The Secret Life of Pets

Somewhere around the middle of The Secret Life of Pets, I started jotting down the titles of animated movies about animals' secret lives. (Animals always talk in the movies about them—except, blessedly, Shaun the Sheep—and so they are, by definition, about their secret lives.) It wasn't meant to be an exhaustive list; I just jotted down the ones that occurred to me as I watched: Jungle Book, Lady and the Tramp, Finding Dory, Finding Nemo,Chicken Run, Ice Age and its descendants, Madagascar and its descendants, Zootopia. And Toy Story, and Inside Out, neither of which are about animals but might as well be.

'The Secret Life of Pets'

'The Secret Life of Pets'

This list kept growing. That's for one clear reason: The Secret Life of Pets might as well be called Generic Animated Animal Movie, a puzzle constructed of pieces lifted from other sources. Max (Louis C.K.) is our hero, a terrier who lives with his owner Katie (Ellie Kemper) in New York City and is certain he's the luckiest pet in the world, until Katie brings home enormous furry brown rescue dog Duke (Eric Stonestreet) to be Max's “brother.” Max, as you might imagine, is unimpressed.

At this juncture I assumed this was going to be a movie for kids about accepting new siblings or something equally kids movieish. But things take a pretty sharp turn when Max and Duke get picked up by Animal Control (side note: isn't it potentially a bad idea to teach kids that Animal Control are villains?).

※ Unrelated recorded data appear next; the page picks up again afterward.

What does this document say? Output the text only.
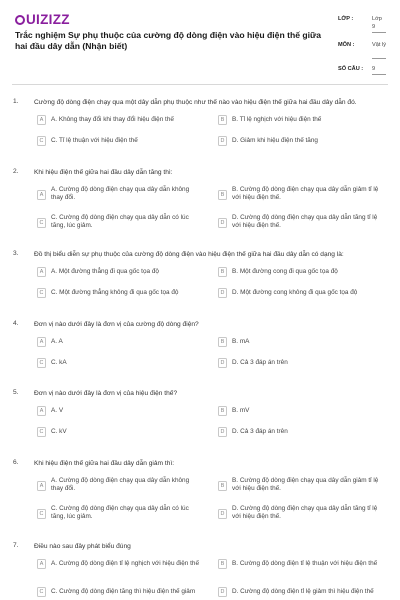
UIZIZZ
Trắc nghiệm Sự phụ thuộc của cường độ dòng điện vào hiệu điện thế giữa hai đầu dây dẫn (Nhận biết)
LỚP :	Lớp 9
MÔN :	Vật lý
SỐ CÂU : 9
1. Cường độ dòng điện chạy qua một dây dẫn phụ thuộc như thế nào vào hiệu điện thế giữa hai đầu dây dẫn đó.
A	A. Không thay đổi khi thay đổi hiệu điện thế	B	B. Tỉ lệ nghịch với hiệu điện thế
C	C. Tỉ lệ thuận với hiệu điện thế	D	D. Giảm khi hiệu điện thế tăng
2. Khi hiệu điện thế giữa hai đầu dây dẫn tăng thì:
A
A. Cường độ dòng điện chạy qua dây dẫn không thay đổi.	B
B. Cường độ dòng điện chạy qua dây dẫn giảm tỉ lệ với hiệu điện thế.
C
C. Cường độ dòng điện chạy qua dây dẫn có lúc tăng, lúc giảm.	D
D. Cường độ dòng điện chạy qua dây dẫn tăng tỉ lệ với hiệu điện thế.
3. Đồ thị biểu diễn sự phụ thuộc của cường độ dòng điện vào hiệu điện thế giữa hai đầu dây dẫn có dạng là:
A	A. Một đường thẳng đi qua gốc tọa độ	B	B. Một đường cong đi qua gốc tọa độ
C	C. Một đường thẳng không đi qua gốc tọa độ	D	D. Một đường cong không đi qua gốc tọa độ
4. Đơn vị nào dưới đây là đơn vị của cường độ dòng điện?
A	A. A	B	B. mA
C	C. kA	D	D. Cả 3 đáp án trên
5. Đơn vị nào dưới đây là đơn vị của hiệu điện thế?
A	A. V	B	B. mV
C	C. kV	D	D. Cả 3 đáp án trên
6. Khi hiệu điện thế giữa hai đầu dây dẫn giảm thì:
A
A. Cường độ dòng điện chạy qua dây dẫn không thay đổi.	B
B. Cường độ dòng điện chạy qua dây dẫn giảm tỉ lệ với hiệu điện thế.
C
C. Cường độ dòng điện chạy qua dây dẫn có lúc tăng, lúc giảm.	D
D. Cường độ dòng điện chạy qua dây dẫn tăng tỉ lệ với hiệu điện thế.
7. Điều nào sau đây phát biểu đúng
A	A. Cường độ dòng điện tỉ lệ nghịch với hiệu điện thế	B	B. Cường độ dòng điện tỉ lệ thuận với hiệu điện thế
C	C. Cường độ dòng điện tăng thì hiệu điện thế giảm	D	D. Cường độ dòng điện tỉ lệ giảm thì hiệu điện thế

They're sprung by a crowd of renegade “flushed pets” who live in the sewer and are led by a fluffy white rabbit named Snowball, who is voiced by Kevin Hart—which is meant to be funny but reads a tad racially awkward—and bears a suspicious resemblance to Alec Azam, the unruly white bunny in the Pixar short Presto, which ran in theaters before Wall-E. Whether or not the resemblance is accidental, I leave to your judgement, and only remind you that Snowball says he was dumped into his life of crime by a magician.

The most charming bits of the film come before and after the actual story, when we get to see various animals just going about their day. Tiny fluffy Pomeranian Gidget (Jenny Slate) yells out the window to Max all day. Chloe (Lake Bell), a very fat cat who is far too cool for everyone, tries to resist eating everything in the refrigerator. A poodle living in a posh apartment rocks out to thrash metal when his owner is gone. There's an elderly dog named Pops (Dana Carvey), strapped into one of those dog wheelchairs, who throws huge parties at his pad. Mel (Bobby Moynihan) and Buddy (Hannibal Buress) protect the neighborhood from the threat of squirrels.

'The Secret Life of Pets'

'The Secret Life of Pets'

In other words, had The Secret Life of Pets managed to actually imagine our pets' secret lives in a humorous fashion, it would have been a lot of fun; every pet owner secretly wonders what their cat or dog is up to during the day. Instead it sends them off on an adventure that's some cross between Toy Story, Homeward Bound: The Incredible Journey, Lady and the Tramp, Finding Dory, and probably a half dozen other things I can't recall. Max and Duke end up, variously, in the sewers threatened by a viper, in a sausage factory (and some kind of psychedelic dream), on the Brooklyn Bridge, on an East River Big Apple Boat Tour, in the dog park, out of the dog park, in an alley with a multitudinous horde of alley cats, at parties and—this cannot possibly be a spoiler alert—eventually, at home, thanks to the help of their buddies.